Face à une pénurie croissante de professionnels de santé, les États-Unis pourraient s’inspirer d’une initiative controversée du président Trump pour attirer des talents étrangers. L’idée : créer une voie d’immigration ciblée pour les soignants, afin de renforcer un système de santé sous tension.
Le système de santé américain est confronté à une crise du personnel qui menace la qualité et l’accessibilité des soins, particulièrement dans les zones rurales et défavorisées. D’ici 2036, le pays pourrait manquer de 13 500 à 86 000 médecins, sans compter les 9 millions d’aides-soignants, de professionnels de la santé mentale et de personnel de soutien également en pénurie critique. Cette situation est exacerbée par le vieillissement de la population et le départ à la retraite des baby-boomers, ainsi que par les délais de traitement des visas.
Si des efforts sont déployés pour former davantage de professionnels de santé américains – avec de nouveaux créneaux de résidence et des programmes de formation dans les collèges communautaires – ces initiatives ne suffiront probablement pas à combler le fossé à temps. Une réforme ciblée de l’immigration pourrait donc s’avérer nécessaire.

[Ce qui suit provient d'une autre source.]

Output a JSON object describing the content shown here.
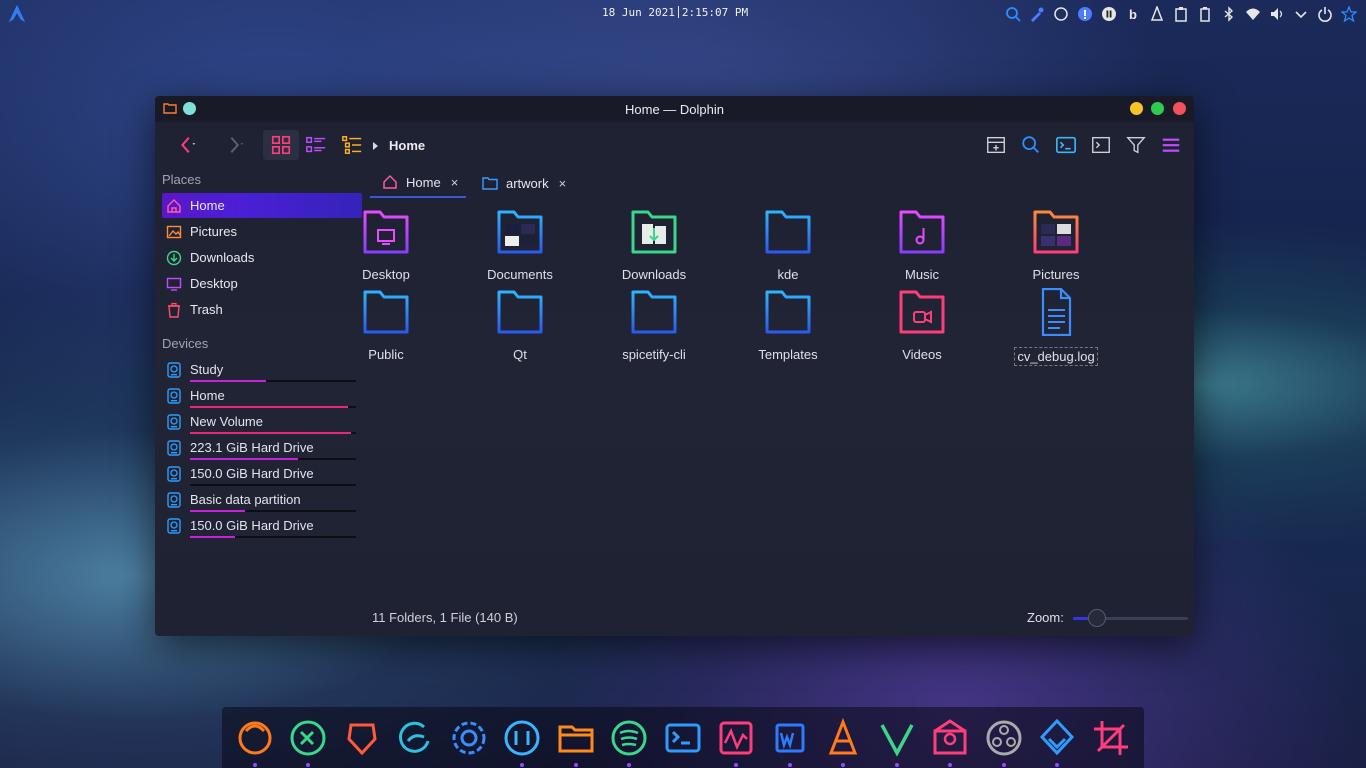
{
  "panel": {
    "clock_date": "18 Jun 2021",
    "clock_time": "2:15:07 PM",
    "tray_icons": [
      "search-icon",
      "color-picker-icon",
      "circle-icon",
      "info-icon",
      "pause-icon",
      "b-icon",
      "vlc-icon",
      "clipboard-icon",
      "battery-icon",
      "bluetooth-icon",
      "wifi-icon",
      "volume-icon",
      "chevron-down-icon",
      "power-icon",
      "star-icon"
    ],
    "tray_b_label": "b"
  },
  "window": {
    "title": "Home — Dolphin",
    "breadcrumb": "Home",
    "tabs": [
      {
        "label": "Home",
        "close": "×"
      },
      {
        "label": "artwork",
        "close": "×"
      }
    ],
    "sidebar": {
      "places_header": "Places",
      "places": [
        {
          "label": "Home",
          "icon": "home-icon",
          "color": "#ff5aa0"
        },
        {
          "label": "Pictures",
          "icon": "pictures-icon",
          "color": "#ff8a3a"
        },
        {
          "label": "Downloads",
          "icon": "downloads-icon",
          "color": "#3ad68a"
        },
        {
          "label": "Desktop",
          "icon": "desktop-icon",
          "color": "#c04bff"
        },
        {
          "label": "Trash",
          "icon": "trash-icon",
          "color": "#ff4d6a"
        }
      ],
      "devices_header": "Devices",
      "devices": [
        {
          "label": "Study",
          "usage": 0.46,
          "color": "#c821d8"
        },
        {
          "label": "Home",
          "usage": 0.95,
          "color": "#e8287a"
        },
        {
          "label": "New Volume",
          "usage": 0.97,
          "color": "#e8287a"
        },
        {
          "label": "223.1 GiB Hard Drive",
          "usage": 0.65,
          "color": "#c821d8"
        },
        {
          "label": "150.0 GiB Hard Drive",
          "usage": 0.0,
          "color": "#c821d8"
        },
        {
          "label": "Basic data partition",
          "usage": 0.33,
          "color": "#c821d8"
        },
        {
          "label": "150.0 GiB Hard Drive",
          "usage": 0.27,
          "color": "#c821d8"
        }
      ]
    },
    "files": [
      {
        "name": "Desktop",
        "type": "folder-desktop"
      },
      {
        "name": "Documents",
        "type": "folder-documents"
      },
      {
        "name": "Downloads",
        "type": "folder-downloads"
      },
      {
        "name": "kde",
        "type": "folder"
      },
      {
        "name": "Music",
        "type": "folder-music"
      },
      {
        "name": "Pictures",
        "type": "folder-pictures"
      },
      {
        "name": "Public",
        "type": "folder"
      },
      {
        "name": "Qt",
        "type": "folder"
      },
      {
        "name": "spicetify-cli",
        "type": "folder"
      },
      {
        "name": "Templates",
        "type": "folder"
      },
      {
        "name": "Videos",
        "type": "folder-videos"
      },
      {
        "name": "cv_debug.log",
        "type": "text-file"
      }
    ],
    "status": "11 Folders, 1 File (140 B)",
    "zoom_label": "Zoom:",
    "zoom_level": 0.15
  },
  "dock": {
    "apps": [
      "firefox-icon",
      "vscode-icon",
      "brave-icon",
      "edge-icon",
      "settings-icon",
      "qbittorrent-icon",
      "files-icon",
      "spotify-icon",
      "terminal-icon",
      "system-monitor-icon",
      "word-icon",
      "vlc-icon",
      "vivaldi-icon",
      "mail-icon",
      "obs-icon",
      "inkscape-icon",
      "crop-icon"
    ]
  },
  "colors": {
    "accent": "#4a1fd6",
    "folder_blue_top": "#2fb3ff",
    "folder_blue_bottom": "#2b5bf0",
    "window_bg": "#1e2233"
  }
}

L’administration Trump avait lancé, à l’automne dernier, un programme controversé appelé « Gold Card », offrant la résidence légale aux États-Unis à quiconque investirait 1 million de dollars (environ 920 000 euros) dans des entreprises américaines. Bien que ce programme soit contesté sur le plan juridique, il met en lumière l’idée d’utiliser l’immigration de manière stratégique pour répondre à des besoins spécifiques. Kristie de Peña, vice-présidente principale des politiques au Centre Niskanen, propose de s’en inspirer pour créer une « Rose Gold Card ».
Cette « Rose Gold Card » permettrait aux États de désigner les zones où les besoins en personnel de santé sont les plus importants, de simplifier les procédures de licence et de collaborer avec des programmes fédéraux pour placer rapidement des professionnels qualifiés. Les cliniciens formés à l’étranger jouent déjà un rôle crucial dans le système de santé américain : un quart des médecins, près d’un tiers des aides à domicile et 22 % des infirmières auxiliaires en soins de longue durée sont des immigrés.
Cependant, les voies d’accès actuelles sont souvent saturées ou inadaptées. Le plafond du visa H-1B est atteint chaque année depuis 2008, et de nombreuses infirmières ne répondent pas à ses critères académiques. La dérogation Conrad 30, qui permet aux médecins formés à l’étranger de rester aux États-Unis s’ils s’engagent à travailler dans des zones mal desservies, est limitée à 30 places par État. Plus récemment, un gel temporaire du traitement des visas d’infirmière, annoncé en 2024, a aggravé les pénuries.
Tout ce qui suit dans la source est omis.